Mięso jeszcze przed marynatą
Trzy szynki i rolada spędziły w tym dymie wiele godzin. Przez pierwsze trzydzieści minut utrzymywałem dość silny ogień, by w gorącym dymie mięso nabrało złocistej barwy.
Włożenie szynki do ciasnej siatki to trudna sztuka
Potem dorzuciłem bardziej wilgotne szczapy i cale pieńki, by płomień ledwo tlił się a dymu było więcej. Betonowy tunelik prowadzący do skrzyni z wiszącym mięsem powodował, że dym stygł i moje wyroby nie traciły nadmiernie soku.

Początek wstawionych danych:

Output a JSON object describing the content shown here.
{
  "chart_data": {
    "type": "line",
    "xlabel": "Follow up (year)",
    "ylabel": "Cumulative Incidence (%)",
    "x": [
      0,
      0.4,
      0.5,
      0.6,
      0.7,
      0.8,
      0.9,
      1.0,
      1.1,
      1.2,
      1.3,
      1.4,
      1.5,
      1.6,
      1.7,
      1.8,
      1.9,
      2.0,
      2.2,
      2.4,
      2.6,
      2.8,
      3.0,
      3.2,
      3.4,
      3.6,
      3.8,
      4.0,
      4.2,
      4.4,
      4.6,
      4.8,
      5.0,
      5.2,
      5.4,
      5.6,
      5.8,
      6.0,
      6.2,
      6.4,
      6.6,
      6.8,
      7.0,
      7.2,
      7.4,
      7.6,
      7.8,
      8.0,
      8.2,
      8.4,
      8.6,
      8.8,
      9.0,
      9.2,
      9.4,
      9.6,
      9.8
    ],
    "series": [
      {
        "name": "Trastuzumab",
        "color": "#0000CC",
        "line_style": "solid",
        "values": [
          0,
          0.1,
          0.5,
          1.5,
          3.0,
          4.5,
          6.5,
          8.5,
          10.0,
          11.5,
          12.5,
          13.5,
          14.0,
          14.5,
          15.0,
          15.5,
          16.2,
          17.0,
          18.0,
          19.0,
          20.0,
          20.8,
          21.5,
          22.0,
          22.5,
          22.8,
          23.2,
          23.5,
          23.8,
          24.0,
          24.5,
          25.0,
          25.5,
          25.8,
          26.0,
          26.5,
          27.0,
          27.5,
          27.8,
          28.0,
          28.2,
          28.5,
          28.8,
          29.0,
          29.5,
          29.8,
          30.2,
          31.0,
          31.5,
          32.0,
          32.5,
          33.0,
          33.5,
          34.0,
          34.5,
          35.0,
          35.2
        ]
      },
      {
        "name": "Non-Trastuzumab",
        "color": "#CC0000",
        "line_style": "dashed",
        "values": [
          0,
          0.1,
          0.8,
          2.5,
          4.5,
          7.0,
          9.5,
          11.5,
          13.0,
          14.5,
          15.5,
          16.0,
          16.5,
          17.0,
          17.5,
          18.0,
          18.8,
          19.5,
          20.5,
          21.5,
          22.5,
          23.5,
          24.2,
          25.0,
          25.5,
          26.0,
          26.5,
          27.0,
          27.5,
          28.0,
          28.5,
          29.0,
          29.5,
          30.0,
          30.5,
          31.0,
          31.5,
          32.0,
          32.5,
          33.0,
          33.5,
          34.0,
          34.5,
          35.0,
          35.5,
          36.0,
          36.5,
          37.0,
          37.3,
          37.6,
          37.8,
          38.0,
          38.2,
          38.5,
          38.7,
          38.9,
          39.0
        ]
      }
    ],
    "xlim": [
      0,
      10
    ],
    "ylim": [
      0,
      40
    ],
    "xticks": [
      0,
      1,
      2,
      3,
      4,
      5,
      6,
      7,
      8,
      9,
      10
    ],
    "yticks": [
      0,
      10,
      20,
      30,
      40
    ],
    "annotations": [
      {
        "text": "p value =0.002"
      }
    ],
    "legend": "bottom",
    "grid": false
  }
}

Pierwszy dym wędzarniczy rozchodzi się po ok0licy
Ważnym elementem procesu powstawania szynki jest też jej zaparzenie. Woda nie może wrzeć czyli jej temperatura ledwo przekracza 90 st. C. Czasem tylko na powierzchni pojawi się pojedynczy bąbel, który sygnalizuje, by nieco przyhamować grzanie. Nie można też parzyć mięsa zbyt długo, bo będzie zbyt kruche i plastry będą się rozsypywać.  Ponieważ każda z szynek ma około 1,5 kg to w tej gorącej kąpieli trzymałem je trochę ponad 70 minut.
Na koniec zanurzyłem każdą na kilkanaście sekund w lodowatej wodzie prosto ze studni.
Początek wędzenia
Teraz leżą spokojnie w lodówce i czekają na uroczyste pokrojenie, które nastąpi w wielka sobotę, po powrocie z wiejskiej świetlicy, w której wszyscy mieszkańcy naszej wsi (i sąsiedniej też) ustawią swoje ozdobne koszyczki z chlebem, jajami na twardo, kiełbasą a ksiądz z podpułtuskich  Popław objeżdżający okoliczne  świetlice pobłogosławi te dary natury. Tak od kilkudziesięciu lat inaugurujemy naszą kurpiowską Wielkanoc.